Всегда была обильна доносами русская земля, а в то время доносительство достигло степеней чрезвычайных.[1]
— Павел Щёголев, «Император Николай I и Пушкин в 1826 году», 1910
Всякая „перемена власти“ ведет за собой новую вспышку доносительства. <...> „Берегитесь попасть во власть доноса“, — вот что могли бы сказать новой власти учреждения и лица, привыкшие служить посредниками „при смене разных властей“, если бы захотели слушать их спокойные голоса…[2]
Рассказывали, что доносительство особенно развилось после того, как один из доносителей, иначе «доводчиков», холоп князя Шестунова, получил публичную награду, хотя его донос и не оправдался.
...люди, ставшие свидетелями крамольных разговоров и не донесшие, подвергаются высылке и тюремному заключению. Доносительство возведено в ранг гражданской добродетели. К нему приобщаются с самого раннего возраста, ребёнок, который «сообщает», поощряется.
...теория легизма с самого начала была теорией превращения государства в военный лагерь для того, чтобы завоевать соседние государства. Для этого необходимо было, во-первых, установить военный порядок, полное единоначалие, взаимное доносительство, беспрекословное, механическое повиновение.[3]

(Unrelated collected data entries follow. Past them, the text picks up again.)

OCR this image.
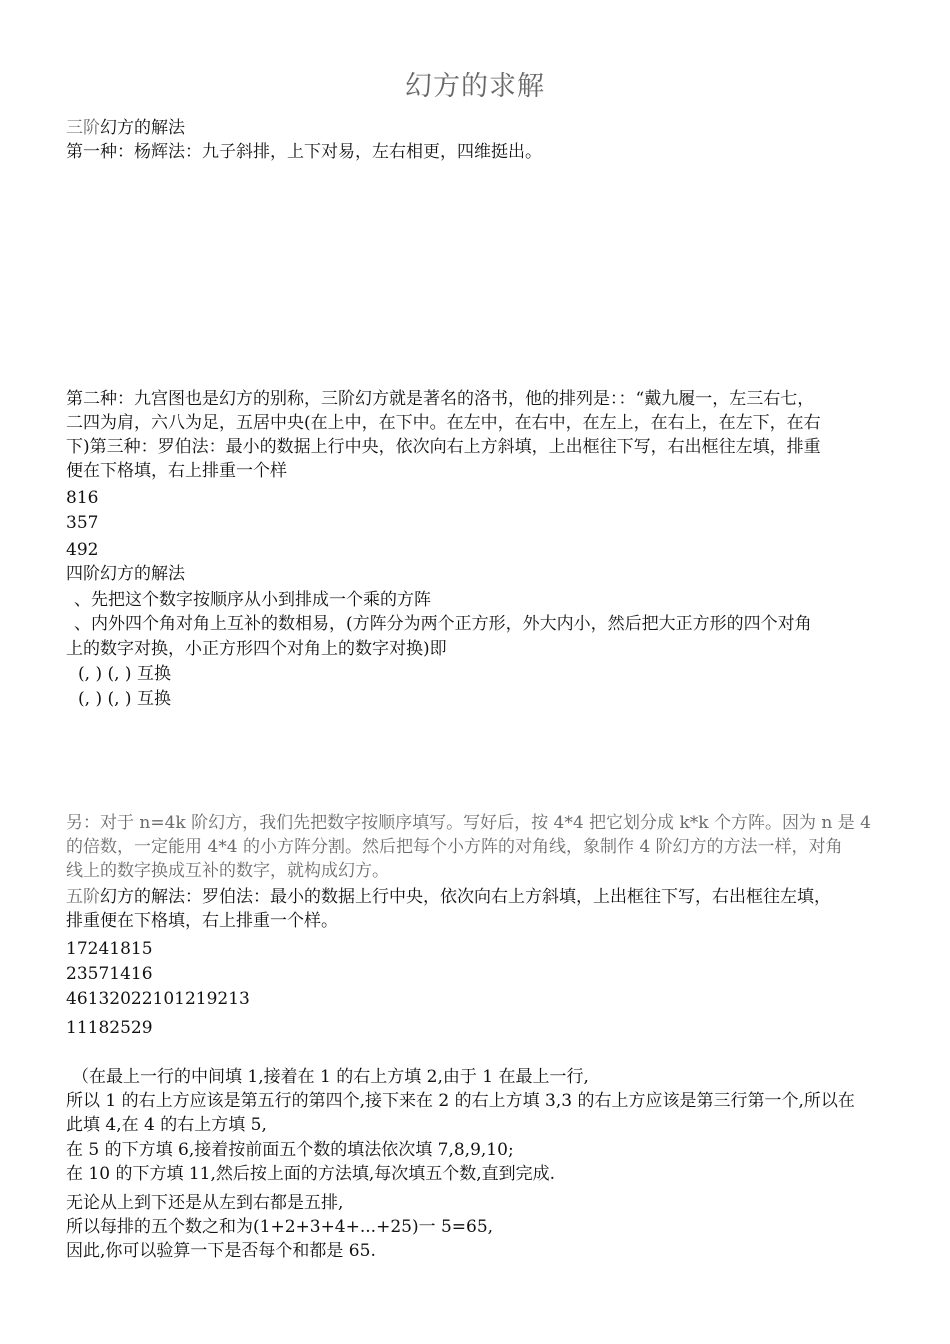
幻方的求解
三阶幻方的解法
第一种：杨辉法：九子斜排，上下对易，左右相更，四维挺出。
第二种：九宫图也是幻方的别称，三阶幻方就是著名的洛书，他的排列是：：“戴九履一，左三右七，
二四为肩，六八为足，五居中央(在上中，在下中。在左中，在右中，在左上，在右上，在左下，在右
下)第三种：罗伯法：最小的数据上行中央，依次向右上方斜填，上出框往下写，右出框往左填，排重
便在下格填，右上排重一个样
816
357
492
四阶幻方的解法
、先把这个数字按顺序从小到排成一个乘的方阵
、内外四个角对角上互补的数相易，(方阵分为两个正方形，外大内小，然后把大正方形的四个对角
上的数字对换，小正方形四个对角上的数字对换)即
(, ) (, ) 互换
(, ) (, ) 互换
另：对于 n=4k 阶幻方，我们先把数字按顺序填写。写好后，按 4*4 把它划分成 k*k 个方阵。因为 n 是 4
的倍数，一定能用 4*4 的小方阵分割。然后把每个小方阵的对角线，象制作 4 阶幻方的方法一样，对角
线上的数字换成互补的数字，就构成幻方。
五阶幻方的解法：罗伯法：最小的数据上行中央，依次向右上方斜填，上出框往下写，右出框往左填，
排重便在下格填，右上排重一个样。
17241815
23571416
46132022101219213
11182529
（在最上一行的中间填 1,接着在 1 的右上方填 2,由于 1 在最上一行,
所以 1 的右上方应该是第五行的第四个,接下来在 2 的右上方填 3,3 的右上方应该是第三行第一个,所以在
此填 4,在 4 的右上方填 5,
在 5 的下方填 6,接着按前面五个数的填法依次填 7,8,9,10;
在 10 的下方填 11,然后按上面的方法填,每次填五个数,直到完成.
无论从上到下还是从左到右都是五排,
所以每排的五个数之和为(1+2+3+4+...+25)一 5=65,
因此,你可以验算一下是否每个和都是 65.
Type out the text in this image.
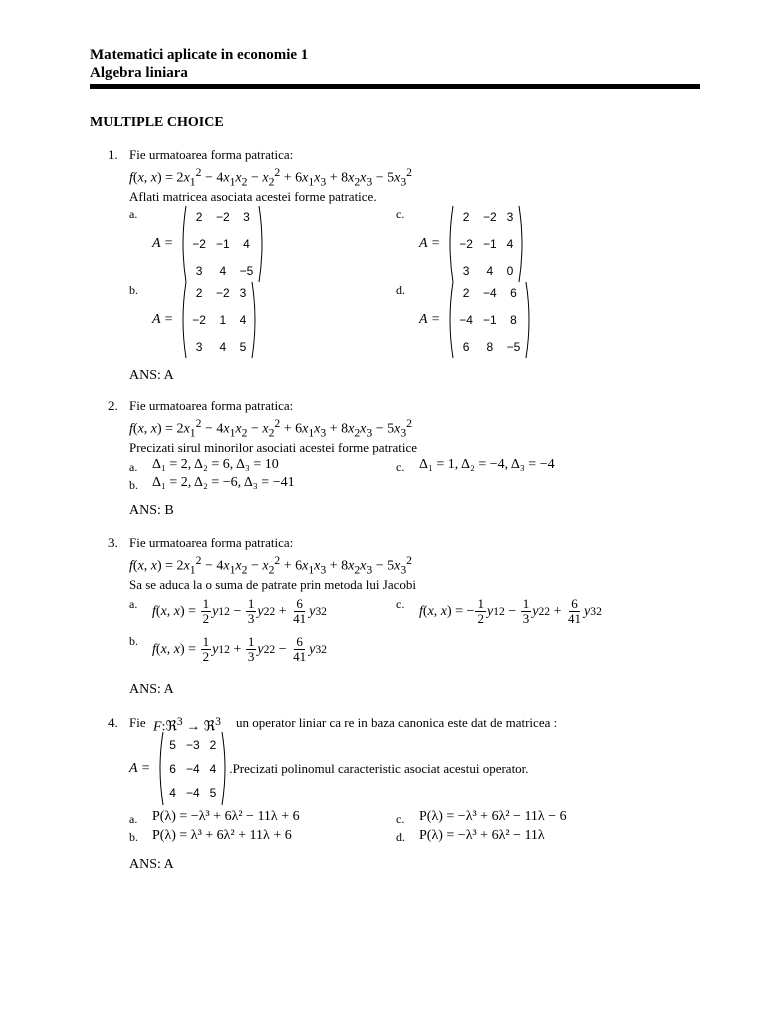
Matematici aplicate in economie 1
Algebra liniara
MULTIPLE CHOICE
1. Fie urmatoarea forma patratica:
f(x, $x) = 2x_1^2 - 4x_1x_2 - x_2^2 + 6x_1x_3 + 8x_2x_3 - 5x_3^2$
Aflati matricea asociata acestei forme patratice.
a.
A =
2	−2	3
−2	−1	4
3	4	−5
c.
A =
2	−2	3
−2	−1	4
3	4	0
b.
A =
2	−2	3
−2	1	4
3	4	5
d.
A =
2	−4	6
−4	−1	8
6	8	−5
ANS: A
2. Fie urmatoarea forma patratica:
f(x, $x) = 2x_1^2 - 4x_1x_2 - x_2^2 + 6x_1x_3 + 8x_2x_3 - 5x_3^2$
Precizati sirul minorilor asociati acestei forme patratice
a. Δ₁ = 2, Δ₂ = 6, Δ₃ = 10	c. Δ₁ = 1, Δ₂ = −4, Δ₃ = −4
b. Δ₁ = 2, Δ₂ = −6, Δ₃ = −41
ANS: B
3. Fie urmatoarea forma patratica:
f(x, $x) = 2x_1^2 - 4x_1x_2 - x_2^2 + 6x_1x_3 + 8x_2x_3 - 5x_3^2$
Sa se aduca la o suma de patrate prin metoda lui Jacobi
a. f ( x , x ) = $\frac{1}{2}$ y 1 $2 - \frac{1}{3}$ y 2 $2 + \frac{6}{41}$ y 3 2
c. f ( x , x ) = − $\frac{1}{2}$ y 1 $2 - \frac{1}{3}$ y 2 $2 + \frac{6}{41}$ y 3 2
b.
f ( x , x ) = $\frac{1}{2}$ y 1 $2 + \frac{1}{3}$ y 2 $2 - \frac{6}{41}$ y 3 2
ANS: A
4. Fie F:ℜ$^3$ → ℜ$^3$ un operator liniar ca re in baza canonica este dat de matricea :
A =
5	−3	2
6	−4	4
4	−4	5
.Precizati polinomul caracteristic asociat acestui operator.
a. P(λ) = −λ³ + 6λ² − 11λ + 6	c. P(λ) = −λ³ + 6λ² − 11λ − 6
b. P(λ) = λ³ + 6λ² + 11λ + 6	d. P(λ) = −λ³ + 6λ² − 11λ
ANS: A
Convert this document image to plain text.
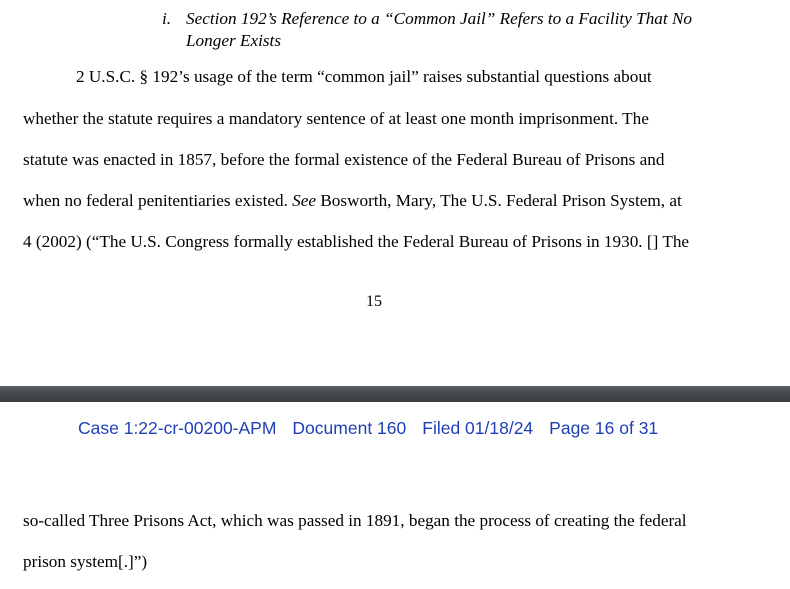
i. Section 192’s Reference to a “Common Jail” Refers to a Facility That No
Longer Exists
2 U.S.C. § 192’s usage of the term “common jail” raises substantial questions about
whether the statute requires a mandatory sentence of at least one month imprisonment. The
statute was enacted in 1857, before the formal existence of the Federal Bureau of Prisons and
when no federal penitentiaries existed. See Bosworth, Mary, The U.S. Federal Prison System, at
4 (2002) (“The U.S. Congress formally established the Federal Bureau of Prisons in 1930. [] The
15
Case 1:22-cr-00200-APM Document 160 Filed 01/18/24 Page 16 of 31
so-called Three Prisons Act, which was passed in 1891, began the process of creating the federal
prison system[.]”)
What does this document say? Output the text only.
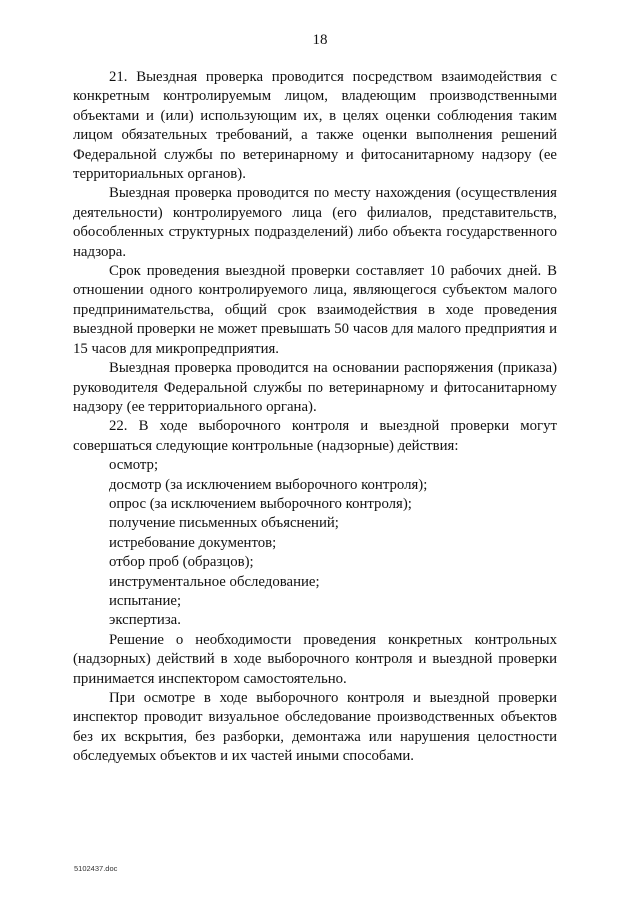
18

21. Выездная проверка проводится посредством взаимодействия с конкретным контролируемым лицом, владеющим производственными объектами и (или) использующим их, в целях оценки соблюдения таким лицом обязательных требований, а также оценки выполнения решений Федеральной службы по ветеринарному и фитосанитарному надзору (ее территориальных органов).

Выездная проверка проводится по месту нахождения (осуществления деятельности) контролируемого лица (его филиалов, представительств, обособленных структурных подразделений) либо объекта государственного надзора.

Срок проведения выездной проверки составляет 10 рабочих дней. В отношении одного контролируемого лица, являющегося субъектом малого предпринимательства, общий срок взаимодействия в ходе проведения выездной проверки не может превышать 50 часов для малого предприятия и 15 часов для микропредприятия.

Выездная проверка проводится на основании распоряжения (приказа) руководителя Федеральной службы по ветеринарному и фитосанитарному надзору (ее территориального органа).

22. В ходе выборочного контроля и выездной проверки могут совершаться следующие контрольные (надзорные) действия:

осмотр;

досмотр (за исключением выборочного контроля);

опрос (за исключением выборочного контроля);

получение письменных объяснений;

истребование документов;

отбор проб (образцов);

инструментальное обследование;

испытание;

экспертиза.

Решение о необходимости проведения конкретных контрольных (надзорных) действий в ходе выборочного контроля и выездной проверки принимается инспектором самостоятельно.

При осмотре в ходе выборочного контроля и выездной проверки инспектор проводит визуальное обследование производственных объектов без их вскрытия, без разборки, демонтажа или нарушения целостности обследуемых объектов и их частей иными способами.

5102437.doc
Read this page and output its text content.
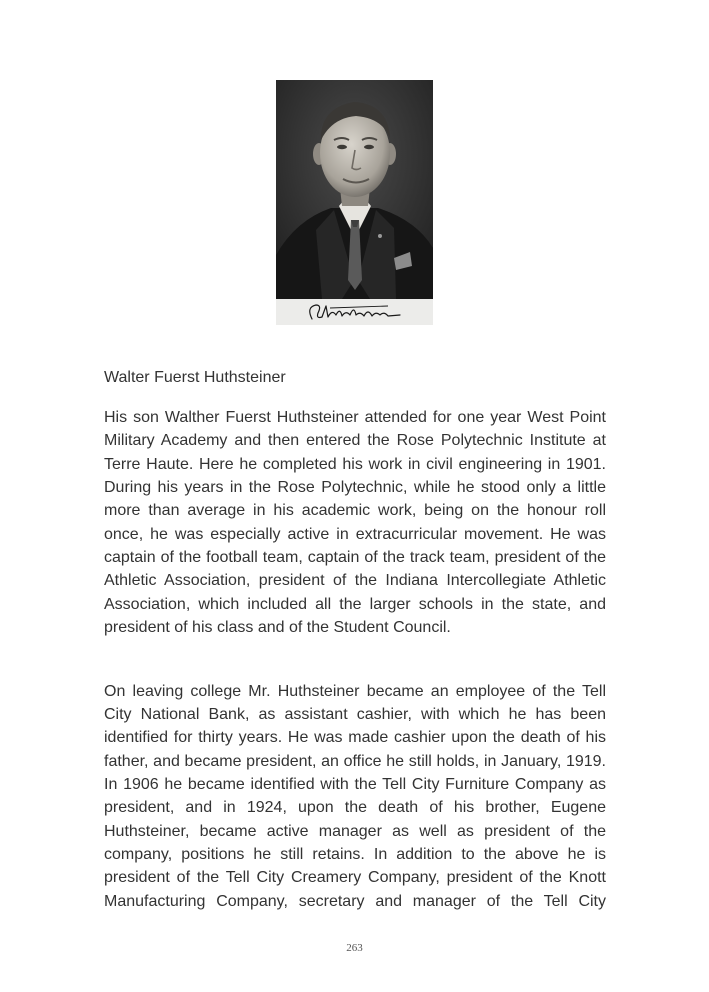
Walter Fuerst Huthsteiner

His son Walther Fuerst Huthsteiner attended for one year West Point Military Academy and then entered the Rose Polytechnic Institute at Terre Haute. Here he completed his work in civil engineering in 1901. During his years in the Rose Polytechnic, while he stood only a little more than average in his academic work, being on the honour roll once, he was especially active in extracurricular movement. He was captain of the football team, captain of the track team, president of the Athletic Association, president of the Indiana Intercollegiate Athletic Association, which included all the larger schools in the state, and president of his class and of the Student Council.

On leaving college Mr. Huthsteiner became an employee of the Tell City National Bank, as assistant cashier, with which he has been identified for thirty years. He was made cashier upon the death of his father, and became president, an office he still holds, in January, 1919. In 1906 he became identified with the Tell City Furniture Company as president, and in 1924, upon the death of his brother, Eugene Huthsteiner, became active manager as well as president of the company, positions he still retains. In addition to the above he is president of the Tell City Creamery Company, president of the Knott Manufacturing Company, secretary and manager of the Tell City

263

Мир шпионства и признаний, полученных под пытками. Доносительства и страха перед доносом. И неизбежно наступит день, когда в вашем мире, господин префект, станут рвать клещами грудь не того человека, когда повесят либо посадят на кол невинного.
...разве не нас ставили на колени на разных собраниях для клятв верности и раскаяния, что называлось критикой и самокритикой, то есть всеобщим и организованным доносительством.[4]
Всегда была обильна доносами русская земля, а в то время доносительство достигло степеней чрезвычайных. Во все концы России были разосланы офицеры, преимущественно флигель-адъютанты, для собирания под рукой доносов и сведений, не укрываются ли еще где-нибудь гидра революции и остатки вольного духа. Все эти посланцы представляли рапорты и донесения о положении дел в губерниях, университетах и т. д. К сожалению, обо всем этом мы очень мало знаем; обрывки донесений встречаются в деле следственной комиссии, но полного их собрания у нас еще нет. Был послан такой соглядатай и в прибалтийский край, в область управления эстляндского генерал-губернатора Паулуччи. Проезжая через Псков, этот агент собрал сведения о Пушкине. Но донесение в общем было благоприятно для Пушкина.[1]
— Павел Щёголев, «Император Николай I и Пушкин в 1826 году», 1910
Тут подвернулся ему генерал-майор И. Н. Скобелев, с 1818 года занимавший место генерал-полицмейстера 1-й армии <...> и специализовавшийся на политических доносах. Это был истый доносчик со всеми яркими и пахучими чертами этого типа. Его невежество и до сих пор бьет в нос; его бумаги, безграмотные до забавности, писанные елейным стилем, можно бы и теперь приводить как примеры на доносы; свое предательство и невежество он старался осветить светом любви к отечеству и преданности престолу, тогда как в сущности, как это обычно в таких случаях, в нем лишь проявлялось узкоумие и копеечное корыстолюбие. Одержимый манией доносительства, от доносов на мелких обывателей, писателей, офицеров он перешел к доносам на лиц чиновных и сановных, на первейших вельмож, вроде Голицына, Закревского, Мордвинова, и кончил тем, что написал донос на своего ближайшего и непосредственного начальника — бывшего министра полиции генерал-адъютанта Балашова. Эту одержимость можно было бы счесть прямо болезненным явлением, если бы, впрочем, по мере достижения мест и чинов не утихала энергия доносительства и шпионства: известно, что И. Н. Скобелев скончался в чине полного генерала на должности коменданта петербургской крепости, «окруженный всеобщим почтением и обласканный благоволением императора».[1]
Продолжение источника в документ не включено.